Friday, 29 July 2016


We had another day spent in the canals today but plenty of incidents. In the late morning we passed through the canals around the ancient town of Leeuwarden. These seemed to be even more challenging than the canals round Groningen. There are lots of bridges in quick succession, which means that a group of assorted boats of all shapes and sizes gets confined into a short stretch of the canal while waiting for the next bridge to open. Even those with quite manoeverable boats can find this difficult, especially if there is any crosswind. My tactic on Bonita is to tie up temporally to any moored boat alongside the canal untill the the other boats have stopped jostling for position. We have met some quite interesting people who live on  houseboats  like this, and they are mostly very understanding.
Poor Bonita is begining to look a bit travelworn after her long cruise, and several people have asked me if she is made of iron. I think this must be due to the rust stains on the topsides.

During our journey along the north Holland canals we have seen many lifting bridges sometimes of unusual design. There are obviously many opportunities for creative engineers in this country. The Dutch are renowned for their marine engineering skills. The attached photo shows an example of a lifting bridge where the section of roadway is raised obliquely by a lifting mechanism installed to one side of the road.
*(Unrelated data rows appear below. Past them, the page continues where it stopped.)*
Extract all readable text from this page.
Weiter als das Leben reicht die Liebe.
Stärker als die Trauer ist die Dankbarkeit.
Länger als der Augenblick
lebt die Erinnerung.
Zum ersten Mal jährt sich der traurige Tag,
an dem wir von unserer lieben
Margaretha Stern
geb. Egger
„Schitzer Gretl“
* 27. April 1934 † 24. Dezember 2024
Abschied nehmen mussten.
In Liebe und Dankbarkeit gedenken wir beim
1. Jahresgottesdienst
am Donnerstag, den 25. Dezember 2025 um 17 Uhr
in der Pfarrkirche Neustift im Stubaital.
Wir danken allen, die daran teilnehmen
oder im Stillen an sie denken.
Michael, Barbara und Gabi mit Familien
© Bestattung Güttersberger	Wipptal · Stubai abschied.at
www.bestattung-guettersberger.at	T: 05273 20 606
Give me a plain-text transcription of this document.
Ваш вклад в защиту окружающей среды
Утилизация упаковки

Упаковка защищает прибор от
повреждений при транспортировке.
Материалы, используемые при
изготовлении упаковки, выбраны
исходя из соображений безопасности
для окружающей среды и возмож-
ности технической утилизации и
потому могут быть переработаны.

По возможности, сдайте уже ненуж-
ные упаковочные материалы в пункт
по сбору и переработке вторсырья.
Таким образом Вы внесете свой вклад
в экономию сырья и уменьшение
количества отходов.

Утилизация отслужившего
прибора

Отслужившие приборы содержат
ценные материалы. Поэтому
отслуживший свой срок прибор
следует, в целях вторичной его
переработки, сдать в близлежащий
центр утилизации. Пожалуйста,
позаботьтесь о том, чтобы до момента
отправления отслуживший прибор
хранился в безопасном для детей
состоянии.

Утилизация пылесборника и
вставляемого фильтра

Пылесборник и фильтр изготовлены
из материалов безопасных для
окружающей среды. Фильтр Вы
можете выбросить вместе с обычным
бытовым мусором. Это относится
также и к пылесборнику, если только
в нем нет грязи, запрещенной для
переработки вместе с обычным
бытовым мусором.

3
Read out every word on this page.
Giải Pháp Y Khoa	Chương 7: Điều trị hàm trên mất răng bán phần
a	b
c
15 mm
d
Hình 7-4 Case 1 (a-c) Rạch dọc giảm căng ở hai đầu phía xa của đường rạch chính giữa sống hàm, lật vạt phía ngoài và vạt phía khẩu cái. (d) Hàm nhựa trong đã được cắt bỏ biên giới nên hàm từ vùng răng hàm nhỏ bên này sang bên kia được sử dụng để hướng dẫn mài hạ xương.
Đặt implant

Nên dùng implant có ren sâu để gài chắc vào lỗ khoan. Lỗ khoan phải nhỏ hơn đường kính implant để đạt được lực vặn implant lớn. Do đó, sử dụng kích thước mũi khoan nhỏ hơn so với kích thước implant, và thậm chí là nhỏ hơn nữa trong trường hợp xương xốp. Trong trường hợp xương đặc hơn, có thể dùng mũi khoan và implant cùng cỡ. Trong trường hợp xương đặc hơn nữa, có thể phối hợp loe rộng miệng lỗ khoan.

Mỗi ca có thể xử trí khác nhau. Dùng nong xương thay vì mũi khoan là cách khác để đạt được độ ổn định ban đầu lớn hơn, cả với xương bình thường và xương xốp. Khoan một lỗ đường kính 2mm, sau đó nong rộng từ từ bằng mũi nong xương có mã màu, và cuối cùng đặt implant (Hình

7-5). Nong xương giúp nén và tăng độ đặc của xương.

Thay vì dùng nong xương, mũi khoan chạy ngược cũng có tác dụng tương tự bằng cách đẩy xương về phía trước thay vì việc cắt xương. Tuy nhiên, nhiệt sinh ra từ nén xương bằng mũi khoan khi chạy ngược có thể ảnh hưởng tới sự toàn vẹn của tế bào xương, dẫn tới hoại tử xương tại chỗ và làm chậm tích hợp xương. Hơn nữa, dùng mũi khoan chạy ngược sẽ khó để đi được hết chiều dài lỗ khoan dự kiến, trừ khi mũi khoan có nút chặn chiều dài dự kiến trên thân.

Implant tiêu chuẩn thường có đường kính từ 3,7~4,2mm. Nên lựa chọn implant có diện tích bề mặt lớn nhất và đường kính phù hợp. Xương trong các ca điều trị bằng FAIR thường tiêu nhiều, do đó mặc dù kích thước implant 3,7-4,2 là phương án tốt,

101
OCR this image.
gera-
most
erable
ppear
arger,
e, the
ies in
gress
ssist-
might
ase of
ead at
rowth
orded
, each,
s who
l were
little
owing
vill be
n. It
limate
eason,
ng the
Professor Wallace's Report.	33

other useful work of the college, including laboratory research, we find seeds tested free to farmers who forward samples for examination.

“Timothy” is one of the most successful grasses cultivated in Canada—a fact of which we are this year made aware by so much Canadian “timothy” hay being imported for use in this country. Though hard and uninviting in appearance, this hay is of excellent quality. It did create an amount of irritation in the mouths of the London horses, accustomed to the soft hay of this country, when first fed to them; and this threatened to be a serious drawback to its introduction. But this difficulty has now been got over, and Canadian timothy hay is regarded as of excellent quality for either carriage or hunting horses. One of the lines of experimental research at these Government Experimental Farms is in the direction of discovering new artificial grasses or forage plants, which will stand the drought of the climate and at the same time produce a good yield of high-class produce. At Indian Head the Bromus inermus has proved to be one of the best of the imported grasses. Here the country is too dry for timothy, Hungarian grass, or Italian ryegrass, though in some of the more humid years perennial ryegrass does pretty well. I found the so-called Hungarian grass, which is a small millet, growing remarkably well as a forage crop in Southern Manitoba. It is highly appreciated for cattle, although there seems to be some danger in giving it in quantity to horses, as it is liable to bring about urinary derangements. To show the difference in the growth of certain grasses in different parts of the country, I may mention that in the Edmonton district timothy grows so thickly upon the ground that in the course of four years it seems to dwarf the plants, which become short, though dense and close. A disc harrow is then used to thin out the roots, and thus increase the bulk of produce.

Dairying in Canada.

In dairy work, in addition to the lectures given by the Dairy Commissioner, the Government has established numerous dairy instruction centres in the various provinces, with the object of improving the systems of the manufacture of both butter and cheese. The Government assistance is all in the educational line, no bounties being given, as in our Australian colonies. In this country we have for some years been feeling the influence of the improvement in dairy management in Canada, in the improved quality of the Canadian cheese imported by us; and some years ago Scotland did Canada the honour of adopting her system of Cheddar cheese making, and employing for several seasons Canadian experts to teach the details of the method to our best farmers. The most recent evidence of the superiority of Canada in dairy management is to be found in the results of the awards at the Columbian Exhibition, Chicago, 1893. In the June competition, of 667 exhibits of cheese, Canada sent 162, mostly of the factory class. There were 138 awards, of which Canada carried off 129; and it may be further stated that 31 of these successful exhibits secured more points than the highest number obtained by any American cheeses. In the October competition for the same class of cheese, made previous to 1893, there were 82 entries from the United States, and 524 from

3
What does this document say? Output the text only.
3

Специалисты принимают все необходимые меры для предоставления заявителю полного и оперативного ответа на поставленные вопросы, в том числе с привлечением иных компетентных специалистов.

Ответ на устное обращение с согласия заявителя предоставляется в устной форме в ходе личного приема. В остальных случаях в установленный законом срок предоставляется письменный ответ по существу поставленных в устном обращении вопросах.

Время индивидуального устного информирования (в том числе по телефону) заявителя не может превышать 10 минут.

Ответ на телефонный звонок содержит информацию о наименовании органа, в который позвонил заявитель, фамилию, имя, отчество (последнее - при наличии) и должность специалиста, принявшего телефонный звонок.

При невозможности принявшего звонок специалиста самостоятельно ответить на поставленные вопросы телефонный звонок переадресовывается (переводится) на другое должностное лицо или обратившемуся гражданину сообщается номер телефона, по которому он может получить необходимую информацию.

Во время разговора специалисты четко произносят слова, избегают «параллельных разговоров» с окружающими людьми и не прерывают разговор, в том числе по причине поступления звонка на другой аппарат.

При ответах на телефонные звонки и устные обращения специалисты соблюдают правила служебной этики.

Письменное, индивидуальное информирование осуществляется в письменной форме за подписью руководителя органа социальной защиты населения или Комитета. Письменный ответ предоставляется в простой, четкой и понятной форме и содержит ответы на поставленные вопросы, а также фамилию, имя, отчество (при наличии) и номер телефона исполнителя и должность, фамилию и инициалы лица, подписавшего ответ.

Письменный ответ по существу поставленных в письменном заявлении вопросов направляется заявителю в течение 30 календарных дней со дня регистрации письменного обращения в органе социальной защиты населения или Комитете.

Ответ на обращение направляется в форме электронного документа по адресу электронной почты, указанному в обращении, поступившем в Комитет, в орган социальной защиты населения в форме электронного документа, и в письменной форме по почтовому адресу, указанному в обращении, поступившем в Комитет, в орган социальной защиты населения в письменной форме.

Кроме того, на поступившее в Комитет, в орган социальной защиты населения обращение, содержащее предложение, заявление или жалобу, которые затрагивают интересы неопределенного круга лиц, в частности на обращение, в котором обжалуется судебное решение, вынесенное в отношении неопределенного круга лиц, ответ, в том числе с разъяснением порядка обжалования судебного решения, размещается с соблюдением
This evening we are moored at a small island in a lake a couple of miles north of Lemmer. The island is a desert island (in the traditional meaning of having no-one living on it, rather than the cartoonist's interpretation consisting of sand and a few palm trees). The girls made supper on Calismarde. At Lemmer we rejoin the open waters of the IJsselmeer.
Canals are OK and give an interesting insight into how some people live, but they are hard work. Sailing boats do much better in more open water.